Após 2 anos, redução de pena pela leitura atinge só 4 presídios

Luiz Fernando Toledo

 

Às quintas-feiras, um grupo de 28 rapazes se reúne em uma pequena biblioteca em Hortolândia, região de Campinas, para discutir literatura. Chegam de chinelos nos pés, com os olhos voltados ao chão e as mãos cruzadas nas costas. Estão no Centro de Progressão Penitenciária (CPP) do município.
Estes homens participam do primeiro programa de redução de pena pela leitura do Estado de São Paulo. Marcos (nome fictício) tem 31 anos e já leu 11 livros desde o início do projeto – é o recordista do grupo. Foi preso duas vezes por roubo e responde a seis processos. Seu maior objetivo, como de todo sentenciado, é deixar o presídio. “Não tinha consciência das coisas. Eu só pensava na ambição, em melhorar minha condição de vida”, contou. Aprovada há dois anos, apenas quatro unidades prisionais do Estado – de um total de 162 – adotam a chamada remição de pena por leitura aos seus sentenciados.
No período, só 28 reduções já foram aprovadas e outras 196 aguardam decisão judicial. O Estado tem hoje 220 mil presos, segundo a Secretaria de Administração Penitenciária (SAP). A previsão da Corregedoria do Tribunal de Justiça de São Paulo, responsável pela portaria que normatizou o processo, é que todos os presídios usem o sistema até o fim de 2016. Além do CPP de Hortolândia, estão no programa a Penitenciária Dr.
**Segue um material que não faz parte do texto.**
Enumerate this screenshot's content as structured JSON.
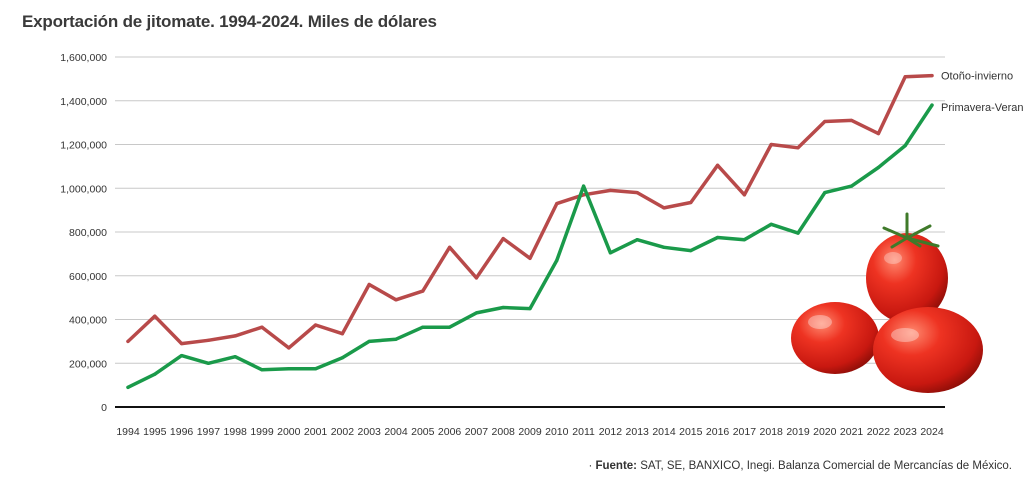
{
  "title": "Exportación de jitomate. 1994-2024. Miles de dólares",
  "source": {
    "bullet": "·",
    "label": "Fuente:",
    "text": "SAT, SE, BANXICO, Inegi. Balanza Comercial de Mercancías de México."
  },
  "chart_data": {
    "type": "line",
    "title": "Exportación de jitomate. 1994-2024. Miles de dólares",
    "x": [
      "1994",
      "1995",
      "1996",
      "1997",
      "1998",
      "1999",
      "2000",
      "2001",
      "2002",
      "2003",
      "2004",
      "2005",
      "2006",
      "2007",
      "2008",
      "2009",
      "2010",
      "2011",
      "2012",
      "2013",
      "2014",
      "2015",
      "2016",
      "2017",
      "2018",
      "2019",
      "2020",
      "2021",
      "2022",
      "2023",
      "2024"
    ],
    "ylim": [
      0,
      1600000
    ],
    "yticks": [
      0,
      200000,
      400000,
      600000,
      800000,
      1000000,
      1200000,
      1400000,
      1600000
    ],
    "ytick_labels": [
      "0",
      "200,000",
      "400,000",
      "600,000",
      "800,000",
      "1,000,000",
      "1,200,000",
      "1,400,000",
      "1,600,000"
    ],
    "grid": true,
    "legend_placement": "right, at line ends",
    "series": [
      {
        "name": "Otoño-invierno",
        "color": "#b84a4a",
        "values": [
          300000,
          415000,
          290000,
          305000,
          325000,
          365000,
          270000,
          375000,
          335000,
          560000,
          490000,
          530000,
          730000,
          590000,
          770000,
          680000,
          930000,
          970000,
          990000,
          980000,
          910000,
          935000,
          1105000,
          970000,
          1200000,
          1185000,
          1305000,
          1310000,
          1250000,
          1510000,
          1515000
        ]
      },
      {
        "name": "Primavera-Verano",
        "color": "#1a9a4a",
        "values": [
          90000,
          150000,
          235000,
          200000,
          230000,
          170000,
          175000,
          175000,
          225000,
          300000,
          310000,
          365000,
          365000,
          430000,
          455000,
          450000,
          670000,
          1010000,
          705000,
          765000,
          730000,
          715000,
          775000,
          765000,
          835000,
          795000,
          980000,
          1010000,
          1095000,
          1195000,
          1380000
        ]
      }
    ]
  }
}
Antonio de Souza Neto, em Sorocaba, e duas penitenciárias femininas, de Campinas e de Sant’Ana, na zona norte de São Paulo – estas começaram neste ano a trabalhar com essa modalidade de redução de pena.
Marcos passou a ler na cadeia para diminuir a pena, como todos os outros, mas o hábito – disse – se tornou mais importante do que os dias descontados. “Eu me arrependo. Mas agora quero mudar, voltei a estudar.” Enquanto não pode sair, leva os livros para o pátio e para a cela. Durante o dia, trabalha como serralheiro – outra forma possível de reduzir a pena na prisão.
Ele poderá pedir liberdade condicional só em 2018. O homem que passou quase metade da vida atrás das grades agora quer ser médico psiquiatra. “Quero poder entender a mente das pessoas e auxiliar de alguma maneira.” Quando entrou no presídio, tinha o 5º ano do ensino fundamental. Agora, depois de acompanhar as aulas e o projeto de leitura, sonha com o futuro. “Já fiz o Enem e acho que a leitura me ajudou a ir bem.” Marcos lia naquela semana Incidente em Antares, de Érico Veríssimo. Mas a obra que mais lhe chamou a atenção foi Ensaio sobre a Cegueira, de José Saramago. “Mostra uma sociedade que é cega. Uma sociedade de pessoas fazendo as coisas pensando só nelas.
E aí começa uma epidemia de cegueira, contagiosa. É como se fosse a consciência das pessoas contaminando todo mundo.”Marcos liga a obra à sua situação: a prisão é a cegueira e o arrependimento, uma saída. “Na hora que voltaram a enxergar, eles tiveram uma visão diferente em relação à vida.” Aulas.
O grupo de estudos se reúne sempre às 17h. A sala de leitura fica em um ambiente diverso do presídio. O espaço é como uma escola: há um corredor com murais nas paredes, cartolinas com trabalhos feitos pelos presos. O acervo é de 1,9 mil livros. Em prateleiras estão os mais lidos naquele lugar. Alguns se dedicam à leitura de jornais, outros observam as capas das obras, com curiosidade. Além da leitura, os presos podem assistir às aulas regulares administradas pela Secretaria Estadual de Educação (SEE), outra forma de diminuir a pena.